E parlando di musica. «Non ascolto tanta musica, in questo periodo», confessa. «Non contemporanea, perlomeno. Preferisco musica classica o flamenco. O musica tradizionale, di tutti i Paesi, anche la Groenlandia – davvero, ci sono cose, dei canti femminili a due… Nel rock cercherei cose di tendenza o strane, ma dai Fugazi a oggi non mi pare di aver più sentito niente di quel livello. Invece, mi piace Anna. Del resto da noi la musica mi pare aver preso sostanzialmente due direzioni: rap/trap, e canzoni. Il mondo della trap ha creato un gran bel clima, usando un frasario che nelle canzoni si perderebbe. La vedo come cosa positiva. Mentre invece sulla parte musicale ci dovrebbero lavorare un po’. Pensano che troppe cose suonino già sentite… Troppa gente schiaccia un bottone, e parte il ritmo. E poi ci sono troppi duetti. Dovrebbero abolirli. Sotto Sanremo, mi fioccano le proposte. Ma io non credo di essere adatta».

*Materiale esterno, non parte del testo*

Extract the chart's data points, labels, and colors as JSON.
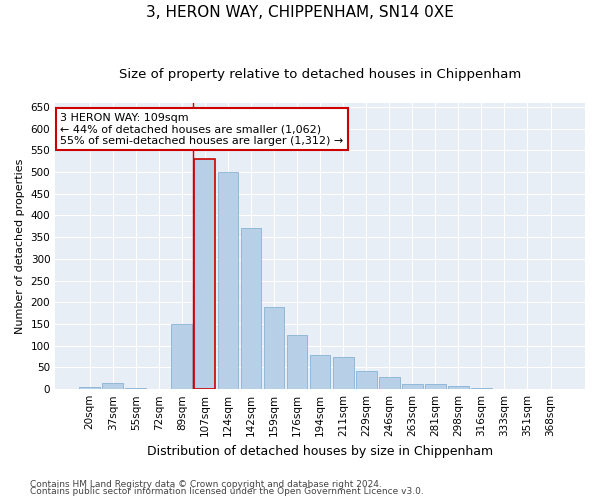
{
  "title": "3, HERON WAY, CHIPPENHAM, SN14 0XE",
  "subtitle": "Size of property relative to detached houses in Chippenham",
  "xlabel": "Distribution of detached houses by size in Chippenham",
  "ylabel": "Number of detached properties",
  "categories": [
    "20sqm",
    "37sqm",
    "55sqm",
    "72sqm",
    "89sqm",
    "107sqm",
    "124sqm",
    "142sqm",
    "159sqm",
    "176sqm",
    "194sqm",
    "211sqm",
    "229sqm",
    "246sqm",
    "263sqm",
    "281sqm",
    "298sqm",
    "316sqm",
    "333sqm",
    "351sqm",
    "368sqm"
  ],
  "values": [
    5,
    15,
    2,
    0,
    150,
    530,
    500,
    370,
    190,
    125,
    78,
    75,
    42,
    28,
    12,
    13,
    8,
    2,
    1,
    1,
    1
  ],
  "bar_color": "#b8cfe8",
  "bar_edge_color": "#7aaad0",
  "highlight_bar_index": 5,
  "highlight_bar_edge_color": "#cc0000",
  "annotation_text": "3 HERON WAY: 109sqm\n← 44% of detached houses are smaller (1,062)\n55% of semi-detached houses are larger (1,312) →",
  "annotation_box_color": "#ffffff",
  "annotation_box_edge_color": "#cc0000",
  "vline_x": 4.5,
  "ylim": [
    0,
    660
  ],
  "yticks": [
    0,
    50,
    100,
    150,
    200,
    250,
    300,
    350,
    400,
    450,
    500,
    550,
    600,
    650
  ],
  "footer_line1": "Contains HM Land Registry data © Crown copyright and database right 2024.",
  "footer_line2": "Contains public sector information licensed under the Open Government Licence v3.0.",
  "bg_color": "#ffffff",
  "plot_bg_color": "#e8eef5",
  "grid_color": "#ffffff",
  "title_fontsize": 11,
  "subtitle_fontsize": 9.5,
  "xlabel_fontsize": 9,
  "ylabel_fontsize": 8,
  "tick_fontsize": 7.5,
  "footer_fontsize": 6.5,
  "annot_fontsize": 8
}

Strano che lo dica, perché quando deve citare un brano particolarmente attuale della sua set list, cita Radio Baccano, una delle primissime, storiche “contaminazioni” (come si diceva trent’anni fa) tra rock e rap italiano, con Jovanotti. «Non è che non si devono fare, è che si dovrebbero fare bene, con sapienza musicale, pensando gli arrangiamenti, e non come routine». Di featuring in un brano rap di una certa notorietà ne vanta anche un altro: In Italia, con Fabri Fibra. «L’ha aggiornata? Davvero? Ah, ha fatto bene. Il futuro della musica sono le varianti», sentenzia un po’ misteriosamente (almeno per chi scrive).
Il concerto volge al termine, partono le bordate di America. La gente balla, sempre sorridendo esageratamente, anche se non canta, e del resto a sua volta non è che Nannini si spenda molto con la lingua locale, malgrado tutti questi decenni da ospite riverita. Conclusione, saluti, inchini, diversi minuti di applausi.
E poi il bis. Bang.
Perché signore e signori, avendo giocato tutto sommato in casa e vinto, Gianna Nannini esegue addirittura Un’estate italiana, megahit con cui non ha mai avuto un rapporto facilissimo. Ed è a questo punto che possiamo individuare gli italiani nel pubblico, pochi e sparsi ma in estasi incredula. Un po’ per motivi calcistici, un po’ perché anche in un Paese straniero sono in totale sintonia con la nostra furibonda nostalgia degli anni ’90.
Peraltro poi, a ben guardare, le notti magiche in quei Mondiali le portarono a casa i tedeschi. Chissà, forse è una specie di metafora finale di questo trionfo della Gianna nazionale.